Dexmedetomidine compare with fentanyl for postoperative analgesia in outpatient gynecologic laparoscopy: a randomized controlled trial

Abstract

Background: Low-dose dexmedetomidine provides postoperative analgesia with anti-emetic and anti-shivering. This prospective, randomized, double-blind study was designed to evaluate intraoperative infusion of dexmedetomidine and fentanyl in postoperative analgesia in outpatient gynecologic diagnostic laparoscopy under general anesthesia.

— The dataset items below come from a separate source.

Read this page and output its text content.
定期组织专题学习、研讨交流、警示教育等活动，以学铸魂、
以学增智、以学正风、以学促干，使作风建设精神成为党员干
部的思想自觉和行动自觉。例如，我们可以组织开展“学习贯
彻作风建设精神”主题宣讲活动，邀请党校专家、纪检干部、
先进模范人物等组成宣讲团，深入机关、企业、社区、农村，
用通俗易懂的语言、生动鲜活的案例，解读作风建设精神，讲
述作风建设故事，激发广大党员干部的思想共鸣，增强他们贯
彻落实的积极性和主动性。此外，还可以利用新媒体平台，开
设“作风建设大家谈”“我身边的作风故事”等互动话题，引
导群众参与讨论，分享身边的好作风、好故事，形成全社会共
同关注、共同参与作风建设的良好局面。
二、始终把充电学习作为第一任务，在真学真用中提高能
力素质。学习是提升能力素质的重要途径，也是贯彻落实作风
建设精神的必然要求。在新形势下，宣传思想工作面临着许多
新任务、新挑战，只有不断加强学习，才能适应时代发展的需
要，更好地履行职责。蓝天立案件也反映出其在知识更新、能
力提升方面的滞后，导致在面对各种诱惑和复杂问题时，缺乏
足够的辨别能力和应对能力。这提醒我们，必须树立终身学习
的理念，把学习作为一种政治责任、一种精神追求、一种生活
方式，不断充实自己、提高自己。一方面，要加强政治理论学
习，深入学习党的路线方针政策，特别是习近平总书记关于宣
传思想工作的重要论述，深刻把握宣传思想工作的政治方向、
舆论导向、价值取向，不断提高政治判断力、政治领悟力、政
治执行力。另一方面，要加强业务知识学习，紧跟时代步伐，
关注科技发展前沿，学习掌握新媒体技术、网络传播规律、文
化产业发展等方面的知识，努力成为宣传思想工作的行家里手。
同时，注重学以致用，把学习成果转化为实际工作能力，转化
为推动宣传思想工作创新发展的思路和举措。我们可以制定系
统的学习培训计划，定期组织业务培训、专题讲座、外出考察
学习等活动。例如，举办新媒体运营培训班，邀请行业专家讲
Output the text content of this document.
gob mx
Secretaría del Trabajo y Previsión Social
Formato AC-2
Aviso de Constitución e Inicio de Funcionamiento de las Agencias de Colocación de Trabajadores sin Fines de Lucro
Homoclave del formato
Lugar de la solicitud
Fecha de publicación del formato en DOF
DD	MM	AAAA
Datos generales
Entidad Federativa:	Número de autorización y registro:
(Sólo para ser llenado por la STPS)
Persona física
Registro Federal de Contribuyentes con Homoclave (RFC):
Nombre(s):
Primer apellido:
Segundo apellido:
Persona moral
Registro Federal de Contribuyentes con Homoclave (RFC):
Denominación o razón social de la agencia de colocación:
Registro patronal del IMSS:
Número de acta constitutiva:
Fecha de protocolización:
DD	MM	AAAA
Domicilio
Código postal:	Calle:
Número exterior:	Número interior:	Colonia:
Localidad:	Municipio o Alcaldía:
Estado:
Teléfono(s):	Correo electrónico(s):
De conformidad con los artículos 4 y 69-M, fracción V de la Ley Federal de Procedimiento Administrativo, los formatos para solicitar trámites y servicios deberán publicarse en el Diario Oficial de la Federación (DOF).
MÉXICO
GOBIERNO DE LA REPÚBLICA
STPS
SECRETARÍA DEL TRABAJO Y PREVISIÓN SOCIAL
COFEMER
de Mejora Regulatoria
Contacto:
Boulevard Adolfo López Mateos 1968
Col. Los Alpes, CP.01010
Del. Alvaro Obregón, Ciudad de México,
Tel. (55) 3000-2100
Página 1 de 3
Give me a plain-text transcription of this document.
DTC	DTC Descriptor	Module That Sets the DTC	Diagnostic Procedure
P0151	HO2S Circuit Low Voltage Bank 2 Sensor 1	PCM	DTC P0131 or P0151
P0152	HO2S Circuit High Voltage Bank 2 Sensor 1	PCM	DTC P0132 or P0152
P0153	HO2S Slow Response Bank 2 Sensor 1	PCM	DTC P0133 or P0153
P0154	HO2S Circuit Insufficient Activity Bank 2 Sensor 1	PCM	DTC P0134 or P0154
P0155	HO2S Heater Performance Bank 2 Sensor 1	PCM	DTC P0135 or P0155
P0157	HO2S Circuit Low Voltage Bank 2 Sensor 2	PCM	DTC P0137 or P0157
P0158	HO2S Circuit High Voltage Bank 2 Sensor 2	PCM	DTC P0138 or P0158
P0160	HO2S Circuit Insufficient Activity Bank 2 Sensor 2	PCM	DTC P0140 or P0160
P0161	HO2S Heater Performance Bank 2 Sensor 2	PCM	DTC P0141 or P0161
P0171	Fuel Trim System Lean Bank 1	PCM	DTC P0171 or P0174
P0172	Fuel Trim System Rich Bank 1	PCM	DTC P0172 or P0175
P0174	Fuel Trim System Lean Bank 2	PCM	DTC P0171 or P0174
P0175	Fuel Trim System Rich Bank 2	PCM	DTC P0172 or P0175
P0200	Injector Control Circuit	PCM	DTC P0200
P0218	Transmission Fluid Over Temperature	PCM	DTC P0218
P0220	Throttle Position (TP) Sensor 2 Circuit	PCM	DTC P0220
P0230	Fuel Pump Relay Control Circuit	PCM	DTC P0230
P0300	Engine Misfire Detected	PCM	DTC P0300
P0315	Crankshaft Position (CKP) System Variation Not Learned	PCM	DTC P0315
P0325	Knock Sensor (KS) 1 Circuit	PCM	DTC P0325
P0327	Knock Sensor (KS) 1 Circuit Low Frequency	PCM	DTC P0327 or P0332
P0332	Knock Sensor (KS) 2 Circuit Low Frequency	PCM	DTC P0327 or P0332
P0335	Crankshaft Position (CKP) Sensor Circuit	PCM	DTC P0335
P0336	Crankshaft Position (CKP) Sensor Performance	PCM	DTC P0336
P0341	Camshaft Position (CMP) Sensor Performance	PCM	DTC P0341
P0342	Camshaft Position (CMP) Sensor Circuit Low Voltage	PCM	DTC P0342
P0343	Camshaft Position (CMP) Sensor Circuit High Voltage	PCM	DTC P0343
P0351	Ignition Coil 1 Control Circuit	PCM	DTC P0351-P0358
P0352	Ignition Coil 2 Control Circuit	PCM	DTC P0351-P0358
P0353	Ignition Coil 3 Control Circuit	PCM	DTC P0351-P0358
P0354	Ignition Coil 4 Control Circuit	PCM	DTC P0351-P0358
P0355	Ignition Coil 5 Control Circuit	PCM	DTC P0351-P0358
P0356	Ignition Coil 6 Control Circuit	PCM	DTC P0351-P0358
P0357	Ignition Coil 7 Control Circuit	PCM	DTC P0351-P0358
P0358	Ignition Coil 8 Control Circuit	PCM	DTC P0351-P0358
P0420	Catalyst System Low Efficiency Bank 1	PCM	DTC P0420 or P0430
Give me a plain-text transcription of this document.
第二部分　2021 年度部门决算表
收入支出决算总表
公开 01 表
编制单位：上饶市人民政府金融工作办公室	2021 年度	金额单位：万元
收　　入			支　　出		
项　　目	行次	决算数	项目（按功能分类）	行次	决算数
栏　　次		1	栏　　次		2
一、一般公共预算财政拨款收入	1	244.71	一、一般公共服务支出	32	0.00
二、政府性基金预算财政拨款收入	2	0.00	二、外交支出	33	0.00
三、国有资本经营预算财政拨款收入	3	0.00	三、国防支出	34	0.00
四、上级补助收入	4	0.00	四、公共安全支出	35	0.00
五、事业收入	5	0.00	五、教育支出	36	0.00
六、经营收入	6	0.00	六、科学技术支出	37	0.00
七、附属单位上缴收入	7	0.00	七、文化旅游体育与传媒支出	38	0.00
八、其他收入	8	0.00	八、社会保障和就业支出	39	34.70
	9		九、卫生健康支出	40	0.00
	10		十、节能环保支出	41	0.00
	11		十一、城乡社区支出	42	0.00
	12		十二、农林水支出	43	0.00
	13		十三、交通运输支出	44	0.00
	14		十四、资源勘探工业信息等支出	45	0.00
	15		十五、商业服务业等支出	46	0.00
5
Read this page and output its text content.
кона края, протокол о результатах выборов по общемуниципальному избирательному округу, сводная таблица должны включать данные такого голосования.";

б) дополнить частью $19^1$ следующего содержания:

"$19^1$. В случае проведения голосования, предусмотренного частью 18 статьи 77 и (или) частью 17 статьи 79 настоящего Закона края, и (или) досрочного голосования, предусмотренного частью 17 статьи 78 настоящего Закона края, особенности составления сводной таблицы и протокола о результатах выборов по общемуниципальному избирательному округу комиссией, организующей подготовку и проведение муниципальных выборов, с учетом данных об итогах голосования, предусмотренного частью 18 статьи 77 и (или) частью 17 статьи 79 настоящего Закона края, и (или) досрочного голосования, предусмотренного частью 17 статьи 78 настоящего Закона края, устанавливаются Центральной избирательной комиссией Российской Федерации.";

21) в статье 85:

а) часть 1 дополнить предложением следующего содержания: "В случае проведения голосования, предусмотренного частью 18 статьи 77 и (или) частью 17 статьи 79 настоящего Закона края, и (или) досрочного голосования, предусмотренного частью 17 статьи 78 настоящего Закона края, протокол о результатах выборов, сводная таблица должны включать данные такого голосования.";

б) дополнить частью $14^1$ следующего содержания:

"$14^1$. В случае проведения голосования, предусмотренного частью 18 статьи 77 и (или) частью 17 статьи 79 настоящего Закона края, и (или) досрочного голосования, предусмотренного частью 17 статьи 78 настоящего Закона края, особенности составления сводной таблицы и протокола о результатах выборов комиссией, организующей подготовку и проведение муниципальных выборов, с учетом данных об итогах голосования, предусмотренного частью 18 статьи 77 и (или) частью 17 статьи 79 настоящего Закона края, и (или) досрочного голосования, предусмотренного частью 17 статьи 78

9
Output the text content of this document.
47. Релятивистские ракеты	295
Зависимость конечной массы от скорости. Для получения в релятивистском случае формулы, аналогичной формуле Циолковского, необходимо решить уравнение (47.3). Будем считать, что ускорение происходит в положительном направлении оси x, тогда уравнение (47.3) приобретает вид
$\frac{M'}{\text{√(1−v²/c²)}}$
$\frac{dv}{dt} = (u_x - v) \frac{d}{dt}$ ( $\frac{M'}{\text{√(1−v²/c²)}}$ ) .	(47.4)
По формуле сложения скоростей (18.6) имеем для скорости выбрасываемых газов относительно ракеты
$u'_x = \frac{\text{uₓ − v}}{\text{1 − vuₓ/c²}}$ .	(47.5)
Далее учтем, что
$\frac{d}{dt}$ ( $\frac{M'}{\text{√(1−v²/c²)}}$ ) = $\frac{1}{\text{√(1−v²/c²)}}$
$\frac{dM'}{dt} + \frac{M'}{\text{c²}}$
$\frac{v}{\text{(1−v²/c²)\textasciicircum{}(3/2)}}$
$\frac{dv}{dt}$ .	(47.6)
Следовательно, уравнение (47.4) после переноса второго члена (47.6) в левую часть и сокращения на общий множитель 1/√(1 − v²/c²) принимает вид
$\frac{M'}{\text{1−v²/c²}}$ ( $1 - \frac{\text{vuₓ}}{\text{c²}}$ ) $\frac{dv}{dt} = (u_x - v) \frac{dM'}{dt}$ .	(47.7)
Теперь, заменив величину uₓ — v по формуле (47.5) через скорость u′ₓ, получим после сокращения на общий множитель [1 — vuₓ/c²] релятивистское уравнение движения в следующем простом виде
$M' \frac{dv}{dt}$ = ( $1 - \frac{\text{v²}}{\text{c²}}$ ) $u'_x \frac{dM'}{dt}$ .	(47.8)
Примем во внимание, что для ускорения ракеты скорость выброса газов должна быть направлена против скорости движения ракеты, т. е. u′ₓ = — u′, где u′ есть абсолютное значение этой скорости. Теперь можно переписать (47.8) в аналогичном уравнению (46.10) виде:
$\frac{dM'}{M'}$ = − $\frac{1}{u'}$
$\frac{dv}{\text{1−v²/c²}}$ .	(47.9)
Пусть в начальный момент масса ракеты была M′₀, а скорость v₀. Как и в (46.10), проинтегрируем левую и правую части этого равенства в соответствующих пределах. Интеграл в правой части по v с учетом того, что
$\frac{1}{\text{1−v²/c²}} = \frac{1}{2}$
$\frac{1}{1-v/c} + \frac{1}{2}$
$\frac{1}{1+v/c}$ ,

Material and method: Forty ASA physical status I and II patients scheduled for outpatient gynecologic diagnostic laparoscopy were randomly allocated into two groups, dexmedetomidine group (DEX group, n = 20), or fentanyl group (FEN group, n = 20). Either dexmedetomidine 0.5 microg/Kg or fentanyl 0.5 microg/Kg in normal saline 10 ml was infused intravenously for 10 min after induction of general anesthesia. An additional intravenous fentanyl 25 microg was provided for postoperative pain relief in PACU.

Results: Intraoperative hemodynamic data and time to tracheal extubation were similar in both groups. In the PACU, median VRS pain scores were lower in the DEX group at 15 min, 30 min, and 1 h postoperatively (3, 2, and 2 in DEX group vs. 5, 4, and 3 in FEN group, p < 0.05). In addition, the percentage of patients who required treatment of pain was less in the DEX group (45% vs. 85%, p < 0.05). There was less incidence of postoperative nausea in the DEX group (5% vs. 25%, p < 0.05). No statistical difference in shivering and sedation was found between groups.

Conclusion: The present study demonstrates that intravenous infusion of 0.5 microg/Kg of dexmedetomidine after induction of anesthesia was better analgesia than 0.5 microg/Kg of fentanyl in the postoperative period without delayed discharge and provided perioperative hemodynamic stability during gynecologic diagnostic laparoscopy.